Riding was not as I had imagined it would be. I had dreamed of riding—like a little princess—on a calm, obedient, and docile pony. Instead there were lessons. It was O’Neill’s charter to prepare me for the hunting field and to instill in me courage, a good seat, and other qualities of horsemanship that would reflect well on his stable. Unflattering comparisons to my mother’s gentle hands, erect posture, and her fearlessness gave me to understand that I would never attain the standards she had set.
And my fear was not groundless; at least once during every lesson I would either
slither forward on Patience’s neck, over her shoulder, and headfirst onto the packed dirt surface of the paddock or, once O’Neill had started schooling me over low jumps, land rather harder on my bottom. The first time this happened I was as much surprised as I was hurt. Tears were instantaneous. Weeping was discouraged by my family and usually met with an admonition to be “a brave little soldier.” (With the maids tears were a little more effective, probably because they had no investment in building my character.) For O’Neill, tears, let alone the loud wails with which I accompanied them, were merely another way I had found to shame him and Ballydavid, on a par with my hair coming down on the hunting field, or allowing my pony to tread on a hound.

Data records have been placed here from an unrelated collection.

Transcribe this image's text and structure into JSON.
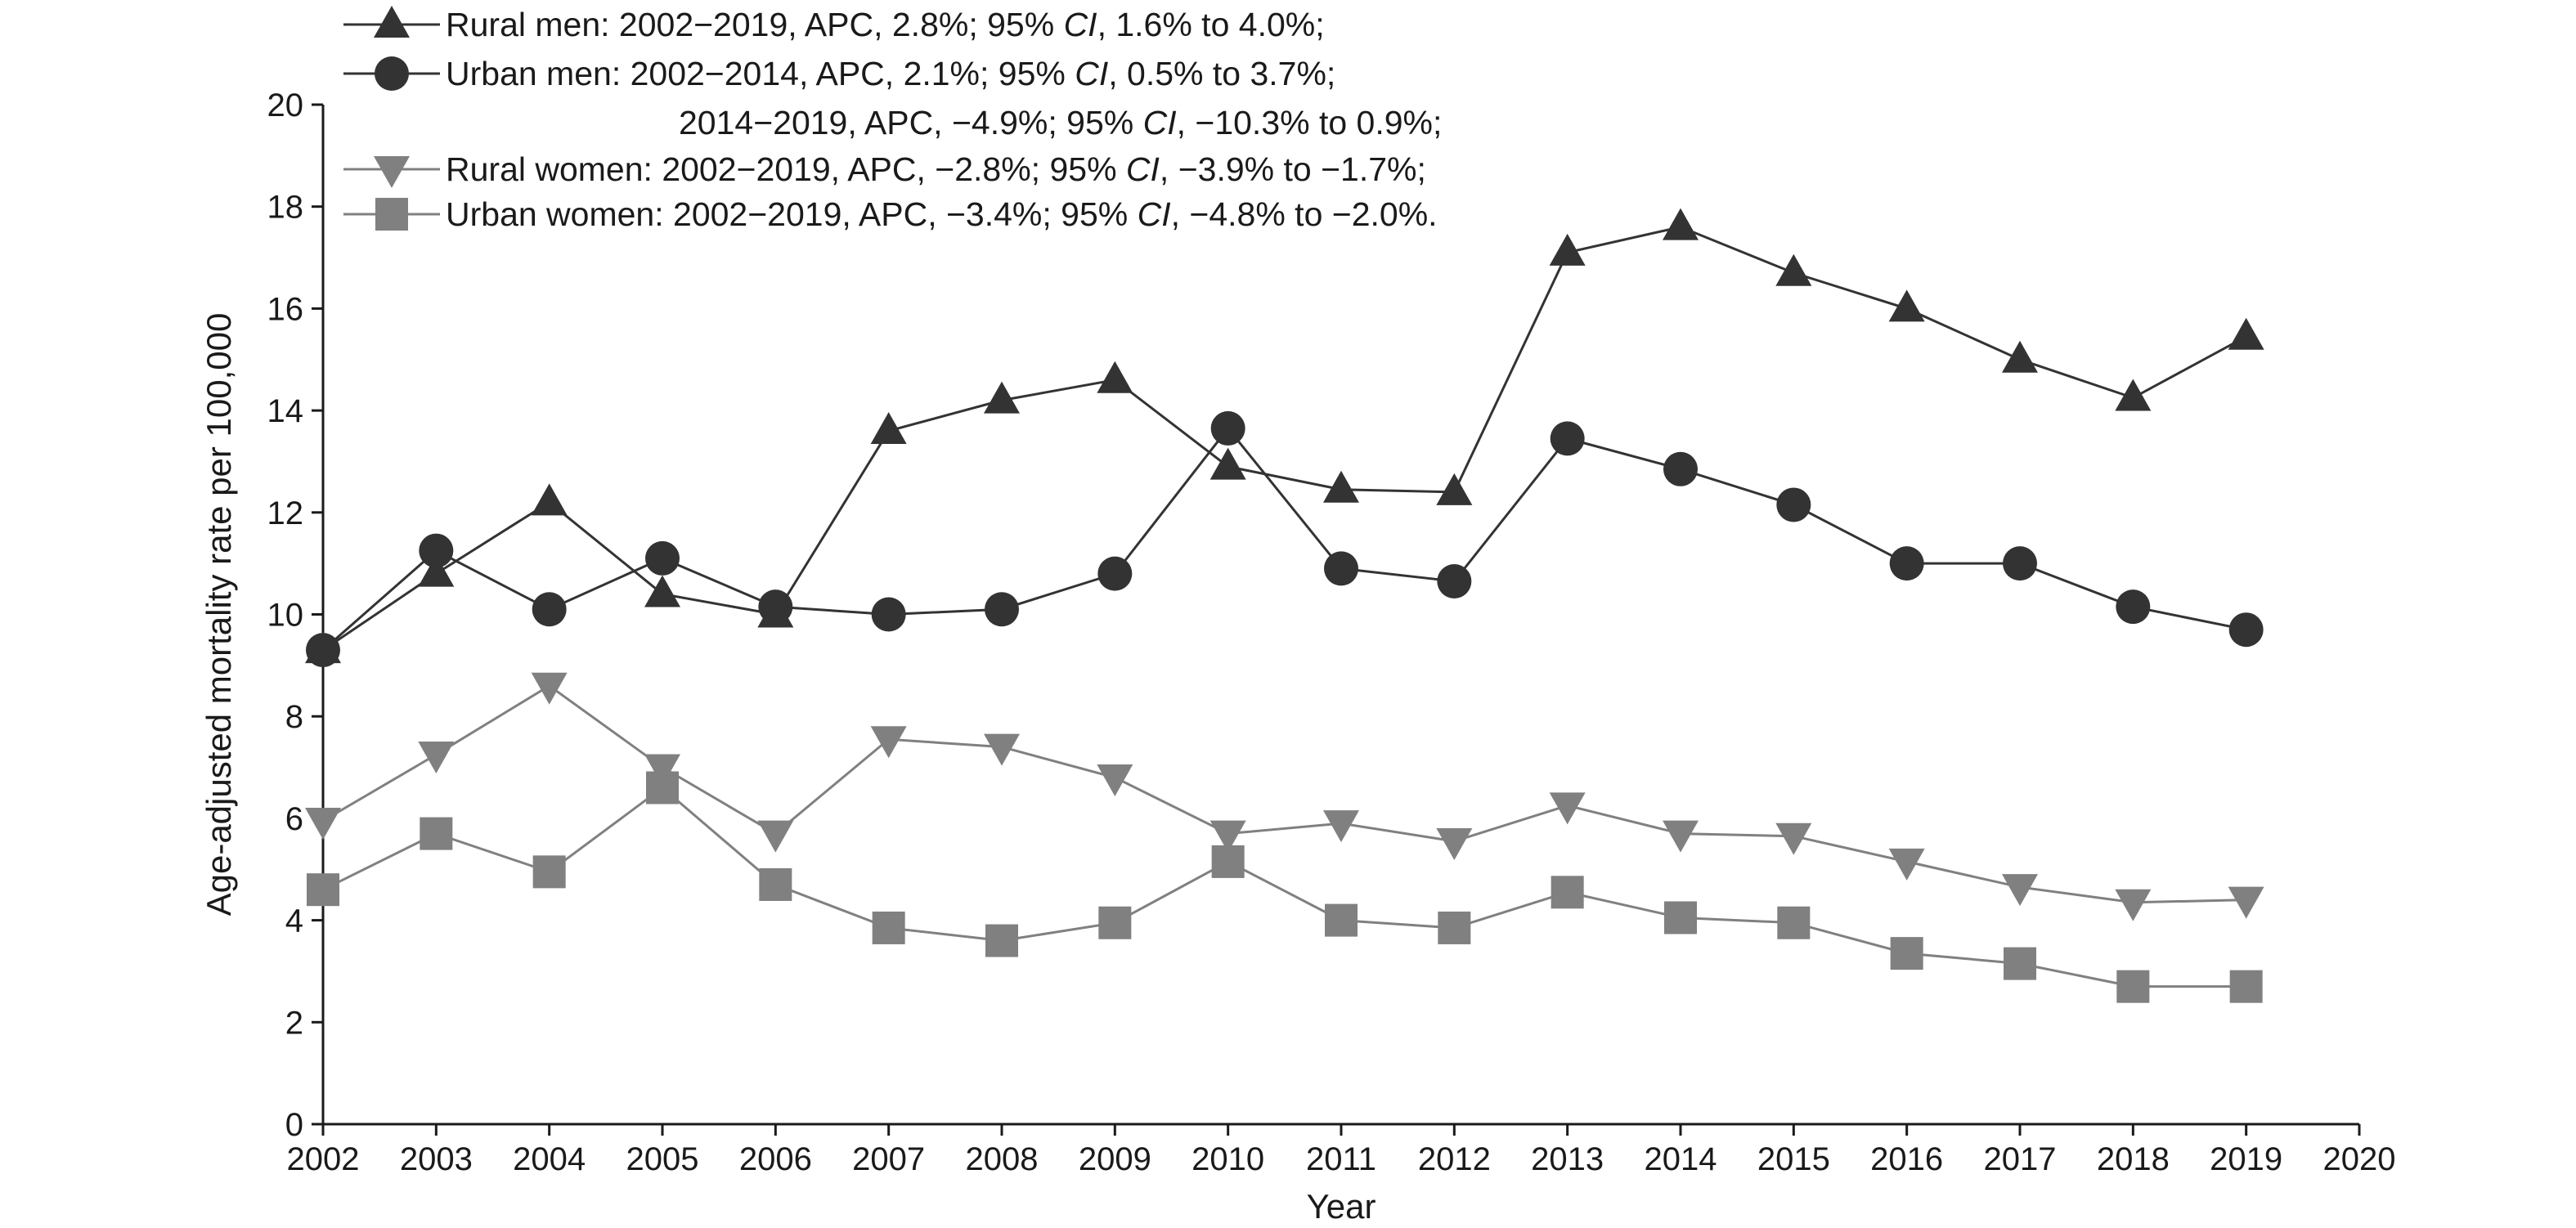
{
  "chart_data": {
    "type": "line",
    "xlabel": "Year",
    "ylabel": "Age-adjusted mortality rate per 100,000",
    "xlim": [
      2002,
      2020
    ],
    "ylim": [
      0,
      20
    ],
    "x_ticks": [
      "2002",
      "2003",
      "2004",
      "2005",
      "2006",
      "2007",
      "2008",
      "2009",
      "2010",
      "2011",
      "2012",
      "2013",
      "2014",
      "2015",
      "2016",
      "2017",
      "2018",
      "2019",
      "2020"
    ],
    "y_ticks": [
      "0",
      "2",
      "4",
      "6",
      "8",
      "10",
      "12",
      "14",
      "16",
      "18",
      "20"
    ],
    "grid": false,
    "legend_position": "top-left",
    "x": [
      2002,
      2003,
      2004,
      2005,
      2006,
      2007,
      2008,
      2009,
      2010,
      2011,
      2012,
      2013,
      2014,
      2015,
      2016,
      2017,
      2018,
      2019
    ],
    "series": [
      {
        "name": "Rural men",
        "marker": "triangle-up",
        "color": "#333333",
        "values": [
          9.3,
          10.8,
          12.2,
          10.4,
          10.0,
          13.6,
          14.2,
          14.6,
          12.9,
          12.45,
          12.4,
          17.1,
          17.6,
          16.7,
          16.0,
          15.0,
          14.25,
          15.45
        ]
      },
      {
        "name": "Urban men",
        "marker": "circle",
        "color": "#333333",
        "values": [
          9.3,
          11.25,
          10.1,
          11.1,
          10.15,
          10.0,
          10.1,
          10.8,
          13.65,
          10.9,
          10.65,
          13.45,
          12.85,
          12.15,
          11.0,
          11.0,
          10.15,
          9.7
        ]
      },
      {
        "name": "Rural women",
        "marker": "triangle-down",
        "color": "#808080",
        "values": [
          5.95,
          7.25,
          8.6,
          7.0,
          5.7,
          7.55,
          7.4,
          6.8,
          5.7,
          5.9,
          5.55,
          6.25,
          5.7,
          5.65,
          5.15,
          4.65,
          4.35,
          4.4
        ]
      },
      {
        "name": "Urban women",
        "marker": "square",
        "color": "#808080",
        "values": [
          4.6,
          5.7,
          4.95,
          6.6,
          4.7,
          3.85,
          3.6,
          3.95,
          5.15,
          4.0,
          3.85,
          4.55,
          4.05,
          3.95,
          3.35,
          3.15,
          2.7,
          2.7
        ]
      }
    ],
    "legend": [
      {
        "marker": "triangle-up",
        "color": "#333333",
        "lines": [
          "Rural men: 2002−2019, APC, 2.8%; 95% CI, 1.6% to 4.0%;"
        ]
      },
      {
        "marker": "circle",
        "color": "#333333",
        "lines": [
          "Urban men: 2002−2014, APC, 2.1%; 95% CI, 0.5% to 3.7%;",
          "2014−2019, APC, −4.9%; 95% CI, −10.3% to 0.9%;"
        ]
      },
      {
        "marker": "triangle-down",
        "color": "#808080",
        "lines": [
          "Rural women: 2002−2019, APC, −2.8%; 95% CI, −3.9% to −1.7%;"
        ]
      },
      {
        "marker": "square",
        "color": "#808080",
        "lines": [
          "Urban women: 2002−2019, APC, −3.4%; 95% CI, −4.8% to −2.0%."
        ]
      }
    ]
  }
}
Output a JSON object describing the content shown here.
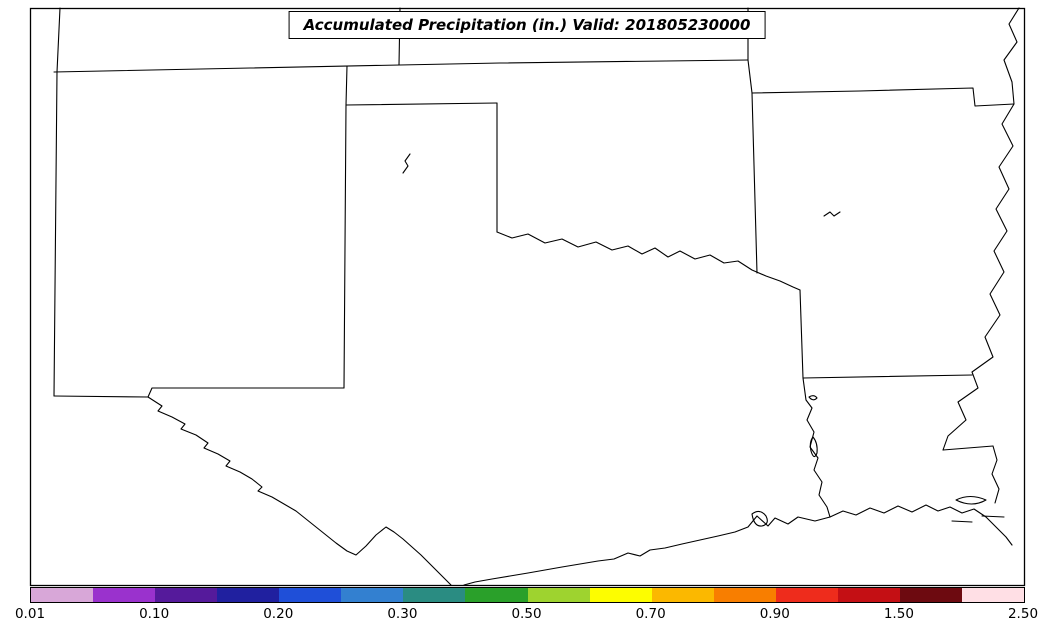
{
  "title_bar": {
    "text": "Accumulated Precipitation (in.) Valid: 201805230000"
  },
  "map": {
    "background_color": "#ffffff",
    "line_color": "#000000",
    "regions_depicted": [
      "Colorado",
      "Kansas",
      "Missouri",
      "New Mexico",
      "Oklahoma",
      "Arkansas",
      "Texas",
      "Louisiana",
      "Mississippi"
    ]
  },
  "chart_data": {
    "type": "map",
    "title": "Accumulated Precipitation (in.) Valid: 201805230000",
    "units": "in.",
    "valid_time": "201805230000",
    "colorbar": {
      "orientation": "horizontal",
      "position": "bottom",
      "tick_labels": [
        "0.01",
        "0.10",
        "0.20",
        "0.30",
        "0.50",
        "0.70",
        "0.90",
        "1.50",
        "2.50"
      ],
      "segment_colors": [
        "#d8a7d8",
        "#9a32cd",
        "#551a9b",
        "#20209f",
        "#1f4fd8",
        "#3380d0",
        "#2a8c82",
        "#2aa02a",
        "#9ed32f",
        "#fdfd00",
        "#fbb800",
        "#f87e00",
        "#ee2c1c",
        "#c40f14",
        "#6d0a10",
        "#ffdfe5"
      ],
      "outline_color": "#000000"
    }
  }
}
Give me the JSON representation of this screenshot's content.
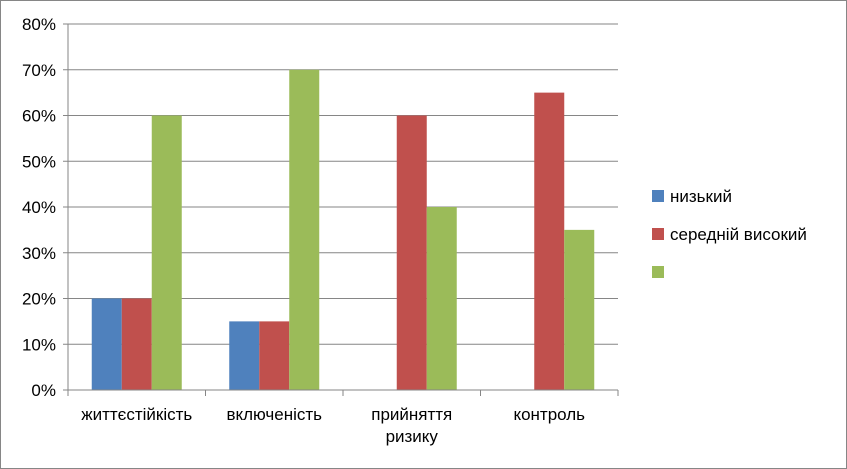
{
  "chart_data": {
    "type": "bar",
    "categories": [
      [
        "життєстійкість"
      ],
      [
        "включеність"
      ],
      [
        "прийняття",
        "ризику"
      ],
      [
        "контроль"
      ]
    ],
    "series": [
      {
        "name": "низький",
        "values": [
          20,
          15,
          0,
          0
        ],
        "color": "#4F81BD"
      },
      {
        "name": "середній високий",
        "values": [
          20,
          15,
          60,
          65
        ],
        "color": "#C0504D"
      },
      {
        "name": "",
        "values": [
          60,
          70,
          40,
          35
        ],
        "color": "#9BBB59"
      }
    ],
    "yticks": [
      "0%",
      "10%",
      "20%",
      "30%",
      "40%",
      "50%",
      "60%",
      "70%",
      "80%"
    ],
    "ylim": [
      0,
      80
    ],
    "grid": true,
    "legend_position": "right",
    "title": "",
    "xlabel": "",
    "ylabel": ""
  }
}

“Git up,” he would say, “and stop making a holy show of yerself.”
The first time, the shock of his lack of sympathy or concern—how would he have liked to have had to tell Grandmother he had managed to break my neck?—stopped my tears instantaneously, but thereafter most lessons ended with my sniveling into a soggy handkerchief.
I was full of regret and aware that I had made a bad deal that did me no credit. The level of desperation in every member of my family—Grandmother; Aunt Katie; my mother stunned with grief; and my father reluctantly, and without qualifications, responsible for his distraught wife, his hitherto largely unnoticed children, a military career he was socially unsuited to, and the financial pressure of a large establishment that the war and rising prices had left him unable to maintain—had encouraged them all to maneuver me into what must have seemed the only tenable position. A step that would help them all to keep going until time and changing circumstances would allow life gradually to regain its own rhythm and become normal again.